New legislation advances Metro reforms while preserving Eastside service
StoryMetropolitan King County Council Vice Chair Jane Hague and Councilmember Kathy Lambert today stood with King County Executive Dow Constantine as they announced agreement on a joint proposal to fund Metro Transit services targeted for the next two years through a $20 Congestion Reduction Charge (CRC).
The bipartisan agreement averts the need for 17 percent in Metro service cuts – many of which would occur on the Eastside.
“This is a very different legislative package from what was initially proposed,” said Councilmember Hague. “This deal offers real reform. It cuts waste, creates jobs and provides equity to the Eastside. It’s important we keep people moving while reforming Metro.”
“This enhanced negotiation has given us an in-depth opportunity to look at how we can make transit and transportation stable for the next two years,” said Councilmember Lambert. “During this time of an uncertain economy our citizens want best value for their dollars. This plan will provide bus vouchers worth $20 and will still keep infrastructure so that there will be a bus at the bus stop when they need it. Preserving our existing hours during these times of economic uncertainty is vital to business success and citizens going to their jobs in our community.”
“I want to thank Councilmembers Hague and Lambert for their leadership on this issue,” said Executive Constantine. “I know it was not an easy decision, but we worked together to craft a proposal that serves the people of East King County well.”
Elements of the new package include:
• The preservation of current levels of Metro service on the Greater Eastside. Under the previous proposal, Eastside service would have been cut by 120,000 hours.

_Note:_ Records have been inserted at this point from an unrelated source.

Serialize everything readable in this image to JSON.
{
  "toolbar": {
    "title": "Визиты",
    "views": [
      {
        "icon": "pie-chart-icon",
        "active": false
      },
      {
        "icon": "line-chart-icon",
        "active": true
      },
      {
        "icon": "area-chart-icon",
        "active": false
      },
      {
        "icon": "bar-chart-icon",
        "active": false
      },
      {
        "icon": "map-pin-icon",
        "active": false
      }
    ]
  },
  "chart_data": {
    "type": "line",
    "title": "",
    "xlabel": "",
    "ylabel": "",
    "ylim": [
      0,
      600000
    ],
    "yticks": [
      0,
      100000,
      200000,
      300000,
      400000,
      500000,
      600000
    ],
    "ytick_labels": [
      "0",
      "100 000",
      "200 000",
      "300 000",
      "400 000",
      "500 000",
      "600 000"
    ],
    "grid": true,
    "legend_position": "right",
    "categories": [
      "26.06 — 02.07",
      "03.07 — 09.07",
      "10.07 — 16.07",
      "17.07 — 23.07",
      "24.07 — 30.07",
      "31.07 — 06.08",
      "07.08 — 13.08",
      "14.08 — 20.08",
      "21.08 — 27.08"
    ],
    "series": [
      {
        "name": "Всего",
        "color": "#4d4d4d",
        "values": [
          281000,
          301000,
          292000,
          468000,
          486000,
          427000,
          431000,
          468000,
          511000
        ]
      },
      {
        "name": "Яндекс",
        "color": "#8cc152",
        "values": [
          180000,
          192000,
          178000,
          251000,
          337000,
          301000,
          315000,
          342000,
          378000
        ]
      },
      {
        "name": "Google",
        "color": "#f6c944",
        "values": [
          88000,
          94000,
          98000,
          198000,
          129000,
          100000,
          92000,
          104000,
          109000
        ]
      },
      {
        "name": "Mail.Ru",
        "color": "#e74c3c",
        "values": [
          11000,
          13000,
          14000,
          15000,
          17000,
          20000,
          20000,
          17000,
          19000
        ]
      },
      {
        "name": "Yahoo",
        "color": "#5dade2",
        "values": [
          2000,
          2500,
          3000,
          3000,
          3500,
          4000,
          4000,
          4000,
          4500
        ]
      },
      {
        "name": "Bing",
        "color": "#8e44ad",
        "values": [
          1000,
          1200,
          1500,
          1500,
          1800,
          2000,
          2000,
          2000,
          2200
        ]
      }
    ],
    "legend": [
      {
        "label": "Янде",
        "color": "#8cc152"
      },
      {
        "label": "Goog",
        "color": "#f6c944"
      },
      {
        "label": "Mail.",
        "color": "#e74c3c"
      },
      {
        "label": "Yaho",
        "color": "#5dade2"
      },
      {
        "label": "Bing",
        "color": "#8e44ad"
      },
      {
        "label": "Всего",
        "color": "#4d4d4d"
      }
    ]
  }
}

• Implementation of “right-sizing” consistent with the Transit Strategic Plan. Rather than eliminating low-ridership routes that serve lower-density areas, Metro will deploy lower-cost, more efficient Dial-a-Ride Transit service (DART), community access transportation services, Vanpools and vanshares, which will make Metro more efficient and responsive to riders.
• A Transit Incentive Program that will provide eight bus tickets, up to $24, in exchange for each car tab renewal. Individuals will be able to use the tickets for bus rides to anywhere within the county. Or they can choose to donate the value of those tickets for distribution by select human service agencies.
• A phase out of the downtown Seattle Ride Free Area in October 2012, which was called for by the County Council’s 2009 Metro performance audit. The elimination will save $2.2 million a year.
• Language consistent with the Transit Strategic Plan that calls for routes which carry more riders due to the effect of highway tolling, including SR-520, as candidates for added service.
Over the past few years Metro has saved approximately $143 million per year in costs. However, because of a steep drop in sales tax revenues due to the recession, Metro still faces considerable budget shortfalls. Metro expected to have a $60 million a year deficit through 2015. The two-year temporary charge would generate about $25 million per year. The combination of the congestion charge and the use of one-time reserves would enable Metro to avoid large service reductions in 2012-2013 projected at 17 percent across the board.
The CRC has been endorsed by a diverse group of local stakeholders. These groups include: The Bellevue Downtown Association, King County Labor Council, Civilian Alliance for a Sound Economy (CASE), Microsoft, Cascade Bicycle Club, Alliance of non-profits, and the Kirkland City Council, among many others. The Council has also received a petition signed by 10,000 current bus riders.
The Council is scheduled to consider the CRC on Monday, August 15.